Queimaduras: saiba como evitar acidentes domésticos
Prevenção inclui redobrar a atenção em ambientes de manipulação de alimentos e líquidos com altas temperaturas
O dramaturgo José Celso Martinez Corrêa, conhecido como Zé Celso, morreu nesta quinta-feira, 6, depois de dois internado. Um incêndio atingiu seu apartamento, em São Paulo, e Celso sofreu queimaduras graves.
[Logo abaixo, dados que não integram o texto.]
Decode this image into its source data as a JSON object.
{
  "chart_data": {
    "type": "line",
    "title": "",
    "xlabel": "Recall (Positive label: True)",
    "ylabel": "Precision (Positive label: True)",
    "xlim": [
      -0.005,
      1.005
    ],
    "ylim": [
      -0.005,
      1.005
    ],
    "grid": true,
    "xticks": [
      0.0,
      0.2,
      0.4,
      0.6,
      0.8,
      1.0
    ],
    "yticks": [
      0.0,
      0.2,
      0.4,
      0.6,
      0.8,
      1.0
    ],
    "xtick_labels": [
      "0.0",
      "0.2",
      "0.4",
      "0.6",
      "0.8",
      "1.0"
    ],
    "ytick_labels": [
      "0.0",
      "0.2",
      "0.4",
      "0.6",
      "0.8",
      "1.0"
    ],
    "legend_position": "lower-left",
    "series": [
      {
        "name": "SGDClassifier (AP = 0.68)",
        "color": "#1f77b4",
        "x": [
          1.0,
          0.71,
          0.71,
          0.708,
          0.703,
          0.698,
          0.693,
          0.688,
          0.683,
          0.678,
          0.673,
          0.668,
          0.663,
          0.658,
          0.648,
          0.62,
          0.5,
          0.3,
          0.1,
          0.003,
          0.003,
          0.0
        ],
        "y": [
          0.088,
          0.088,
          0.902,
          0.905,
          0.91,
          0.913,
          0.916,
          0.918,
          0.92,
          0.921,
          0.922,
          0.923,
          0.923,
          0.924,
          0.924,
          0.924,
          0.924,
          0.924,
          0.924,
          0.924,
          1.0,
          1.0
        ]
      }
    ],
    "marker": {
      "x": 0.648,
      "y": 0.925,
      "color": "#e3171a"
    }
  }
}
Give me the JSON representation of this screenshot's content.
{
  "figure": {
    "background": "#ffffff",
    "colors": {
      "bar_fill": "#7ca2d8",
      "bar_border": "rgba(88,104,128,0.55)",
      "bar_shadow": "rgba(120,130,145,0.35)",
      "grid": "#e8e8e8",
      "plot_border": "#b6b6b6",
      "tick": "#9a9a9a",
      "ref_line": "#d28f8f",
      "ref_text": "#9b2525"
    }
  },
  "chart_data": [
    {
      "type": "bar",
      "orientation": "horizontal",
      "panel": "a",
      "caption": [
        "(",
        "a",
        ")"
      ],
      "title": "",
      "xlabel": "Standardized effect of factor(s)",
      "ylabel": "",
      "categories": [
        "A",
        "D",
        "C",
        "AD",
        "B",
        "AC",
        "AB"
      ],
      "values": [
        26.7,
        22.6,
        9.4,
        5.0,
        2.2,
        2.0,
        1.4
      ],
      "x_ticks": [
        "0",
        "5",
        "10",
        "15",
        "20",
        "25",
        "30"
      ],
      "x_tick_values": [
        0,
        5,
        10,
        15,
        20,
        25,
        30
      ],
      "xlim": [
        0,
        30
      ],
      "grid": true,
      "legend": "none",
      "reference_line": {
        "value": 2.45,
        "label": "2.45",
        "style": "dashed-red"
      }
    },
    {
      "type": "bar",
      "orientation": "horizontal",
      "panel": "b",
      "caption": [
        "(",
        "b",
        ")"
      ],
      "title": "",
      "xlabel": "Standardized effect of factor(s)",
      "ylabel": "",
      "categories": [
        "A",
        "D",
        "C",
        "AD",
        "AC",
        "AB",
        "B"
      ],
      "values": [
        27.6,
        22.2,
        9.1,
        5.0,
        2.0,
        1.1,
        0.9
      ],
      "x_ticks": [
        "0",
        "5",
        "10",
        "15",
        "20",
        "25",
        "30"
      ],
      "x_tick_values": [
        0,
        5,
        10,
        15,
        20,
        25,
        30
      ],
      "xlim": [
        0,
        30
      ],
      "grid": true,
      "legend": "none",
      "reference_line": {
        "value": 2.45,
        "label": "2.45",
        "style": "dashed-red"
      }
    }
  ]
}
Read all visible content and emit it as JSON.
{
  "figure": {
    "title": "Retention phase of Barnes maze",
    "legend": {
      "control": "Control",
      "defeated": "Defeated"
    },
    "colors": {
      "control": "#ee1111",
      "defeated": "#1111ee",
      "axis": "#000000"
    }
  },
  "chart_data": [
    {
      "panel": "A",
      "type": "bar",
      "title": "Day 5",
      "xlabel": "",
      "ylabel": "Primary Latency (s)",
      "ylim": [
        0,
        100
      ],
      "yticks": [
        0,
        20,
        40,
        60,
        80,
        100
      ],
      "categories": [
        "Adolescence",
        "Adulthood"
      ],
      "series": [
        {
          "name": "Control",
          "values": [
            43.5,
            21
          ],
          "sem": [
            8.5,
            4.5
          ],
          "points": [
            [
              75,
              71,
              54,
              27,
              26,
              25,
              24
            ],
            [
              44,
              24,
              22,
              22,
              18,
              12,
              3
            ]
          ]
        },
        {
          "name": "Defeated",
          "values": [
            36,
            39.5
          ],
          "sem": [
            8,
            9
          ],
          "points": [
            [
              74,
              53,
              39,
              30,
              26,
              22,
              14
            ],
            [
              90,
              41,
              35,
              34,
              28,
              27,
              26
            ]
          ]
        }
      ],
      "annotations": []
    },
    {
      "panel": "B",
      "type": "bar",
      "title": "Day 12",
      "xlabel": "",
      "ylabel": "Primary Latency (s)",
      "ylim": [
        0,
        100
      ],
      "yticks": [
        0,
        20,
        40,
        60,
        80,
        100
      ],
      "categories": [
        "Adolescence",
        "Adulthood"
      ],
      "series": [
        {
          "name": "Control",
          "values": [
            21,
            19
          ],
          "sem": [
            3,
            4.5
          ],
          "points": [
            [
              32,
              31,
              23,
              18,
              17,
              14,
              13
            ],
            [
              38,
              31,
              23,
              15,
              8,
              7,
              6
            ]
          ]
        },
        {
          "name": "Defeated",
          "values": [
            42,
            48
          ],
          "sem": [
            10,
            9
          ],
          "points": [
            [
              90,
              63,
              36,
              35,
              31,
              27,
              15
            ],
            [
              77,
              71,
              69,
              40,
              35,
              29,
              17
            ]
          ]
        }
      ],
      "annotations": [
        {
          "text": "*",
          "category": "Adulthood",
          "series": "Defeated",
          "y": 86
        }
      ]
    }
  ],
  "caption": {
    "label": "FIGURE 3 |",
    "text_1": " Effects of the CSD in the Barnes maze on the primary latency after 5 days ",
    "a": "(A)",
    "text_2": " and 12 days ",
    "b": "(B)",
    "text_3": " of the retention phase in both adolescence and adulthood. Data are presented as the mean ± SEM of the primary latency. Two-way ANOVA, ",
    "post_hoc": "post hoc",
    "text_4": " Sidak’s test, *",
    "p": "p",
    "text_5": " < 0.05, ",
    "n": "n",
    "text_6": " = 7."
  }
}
Problema de saúde pública, as queimaduras estão associadas a 180 mil mortes por ano no mundo, segundo estimativas da Organização Mundial da Saúde (OMS). No Brasil, estima-se que cerca de um milhão de pessoas sofram acidentes do tipo anualmente. Idosos e crianças estão mais vulneráveis.
De acordo com os dados do Ministério da Saúde, 77% dos casos acontecem em casa e 40% com crianças de até 10 anos. Na última década, mais de 3 mil menores de 14 anos morreram em decorrência de incidentes com queimaduras e quase 221 mil foram hospitalizados.
O que são as queimaduras?
São lesões na pele e em outros tecidos humanos, causadas principalmente pelo calor.
As células podem ser destruídas total ou parcialmente por líquidos e objetos quentes, ou pelo contato direto com chamas, como aquelas de fogão de cozinha, fogueiras ou churrasqueiras, por exemplo.
As lesões também são decorrentes de exposição a radiação, eletricidade, fricção e contato com produtos químicos.
“As pessoas geralmente associam as queimaduras aos incidentes térmicos, mas, em São Paulo, de 35% a 40% dos casos são causados por líquidos inflamáveis”, detalha Alfredo Gragnani, cirurgião plástico, membro da Sociedade Brasileira de Cirurgia Plástica, especializado no tratamento de queimaduras.
Como evitar acidentes
Em geral, crianças e mulheres se queimam na cozinha, com o derramamento de líquidos quentes, o contato com chamas ou em explosões de panelas e fogões.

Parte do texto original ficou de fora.